Most of the commentary in the mainstream special needs news media is based on
the incorrect notion that the current disposition of things is sure to
continue and therefore all we have to do is manage the familiar dynamics of
the operating system in place. For instance, Grand Vizier Paul Krugman in
today’s New York Times pimping for the US to issue ever-greater debt
to repair US infrastructure. Does it seem like a sound idea? Borrow tons more
money to get American running gear back in order so we can return to a growth
economy. (There’s even a Trumpian gloss to it.)
Here’s the catch: the “growth economy” of which they chatter is done. You
can stick a fork in it. The techno-industrial fantasia is drawing to a close.
We are heading into a long term contraction of activity, productivity, and
population and the salient question is how disorderly will the long emergency
of the journey be to that new disposition of things?
The wish to keep all our rackets running is understandable.
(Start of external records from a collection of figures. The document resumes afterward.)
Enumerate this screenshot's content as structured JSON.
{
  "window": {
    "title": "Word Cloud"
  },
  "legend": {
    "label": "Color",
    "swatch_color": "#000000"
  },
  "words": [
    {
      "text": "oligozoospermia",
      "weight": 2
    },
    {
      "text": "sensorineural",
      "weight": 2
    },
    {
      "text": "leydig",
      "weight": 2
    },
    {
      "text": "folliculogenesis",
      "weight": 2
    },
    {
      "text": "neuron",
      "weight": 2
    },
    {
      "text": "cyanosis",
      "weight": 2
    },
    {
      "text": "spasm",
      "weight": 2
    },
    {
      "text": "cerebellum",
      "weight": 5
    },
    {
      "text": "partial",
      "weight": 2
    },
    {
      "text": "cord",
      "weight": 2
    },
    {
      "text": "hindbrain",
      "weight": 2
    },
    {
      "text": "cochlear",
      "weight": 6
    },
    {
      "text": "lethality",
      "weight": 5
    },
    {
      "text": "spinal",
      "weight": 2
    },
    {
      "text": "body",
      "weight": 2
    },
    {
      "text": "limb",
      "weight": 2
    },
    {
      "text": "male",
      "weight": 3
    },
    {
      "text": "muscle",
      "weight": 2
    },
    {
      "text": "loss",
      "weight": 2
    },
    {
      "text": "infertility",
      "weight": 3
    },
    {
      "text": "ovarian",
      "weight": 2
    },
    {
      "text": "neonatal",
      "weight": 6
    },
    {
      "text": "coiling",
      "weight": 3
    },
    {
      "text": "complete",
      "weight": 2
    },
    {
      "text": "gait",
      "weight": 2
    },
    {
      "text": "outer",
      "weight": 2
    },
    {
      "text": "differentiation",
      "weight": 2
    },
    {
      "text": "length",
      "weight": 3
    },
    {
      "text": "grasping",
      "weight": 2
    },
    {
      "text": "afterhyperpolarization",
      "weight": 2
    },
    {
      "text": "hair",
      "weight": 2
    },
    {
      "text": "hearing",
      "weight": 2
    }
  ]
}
They have
provided a lot of comfort, convenience, and luxury. But we are no longer in
Alexander Hamilton’s world of cornucopian American abundance, just needing to
borrow a little from the future to get at the gargantuan riches of a
wilderness empire. We’ve been there and done that, and our present-day
techno-narcissistic wish to replace all that spent material abundance with a
Pokemon Go virtual reality economy is sure to lead to epochal disenchantment.
Borrowing from the future only works when you have some real prospect of
paying the future back. The institutions that govern borrowing have been
pretending for some time that our debts can be paid back. The untruth of this
can be easily traced to the revocation of FASB (the Financial Accounting
Standards Board) Rule 157 in 2009, which said that banks no longer had to
report the market value of the loans on their books, but rather could make up
any old number that made things appear to pencil out. In other words FASB
decided that standards were optional. But that is only one cog in the great
wheel of fraud that has rotated mercilessly with the seasons since the Fall
of 2008.
What we face is discontinuity, the end of old spent dynamics and the
beginning of new dynamics. Monetary deflation has been underway for years
because that’s what happens when debts can’t be repaid: money vanishes. Now
we will encounter the other dimensions of deflation: the contraction of
manufacturing, trade, wages, and all the familiar markers of expansion in the
waning techno-industrial era. The many dodges and stratagems tried by the
supreme central bankers to work around contraction only produce ever greater
distortions in markets, currencies, and the distribution of dwindling
capital, leading to a grand battle over the table-scraps of history, i.e. the
rise of radical politics world-wide, including Islamic Jihadism, and the
western response in Trump, LePen, and the nascent Germanic right-wing. These
current manifestations may be mild versions of what’s coming.
Nobody in power can come to grips with the reality of our situation. We
have to salvage what we can and get smaller, becoming a more modest presence
here, or the planet itself is going to hit the delete button on us. It rubs
against the current religion of progress, which has replaced the other old
cultic practices. The choice now is between time-out or game over, and the
debate over these things is absent from the arena.
The aforesaid distortions in markets, currencies, and capital are spinning
out in an ever broader, centrifugal gyre, coinciding, as chance would have
it, with the most peculiar election in modern times. The incoherence and
deceit on both sides is far beyond even the extravagant American norms of
dauntless political bullshit. We literally have no idea what we’re doing in
this country, or what we’re actually wishing for. The financial structures of
everyday life look more fragile than ever. Gravity always wins.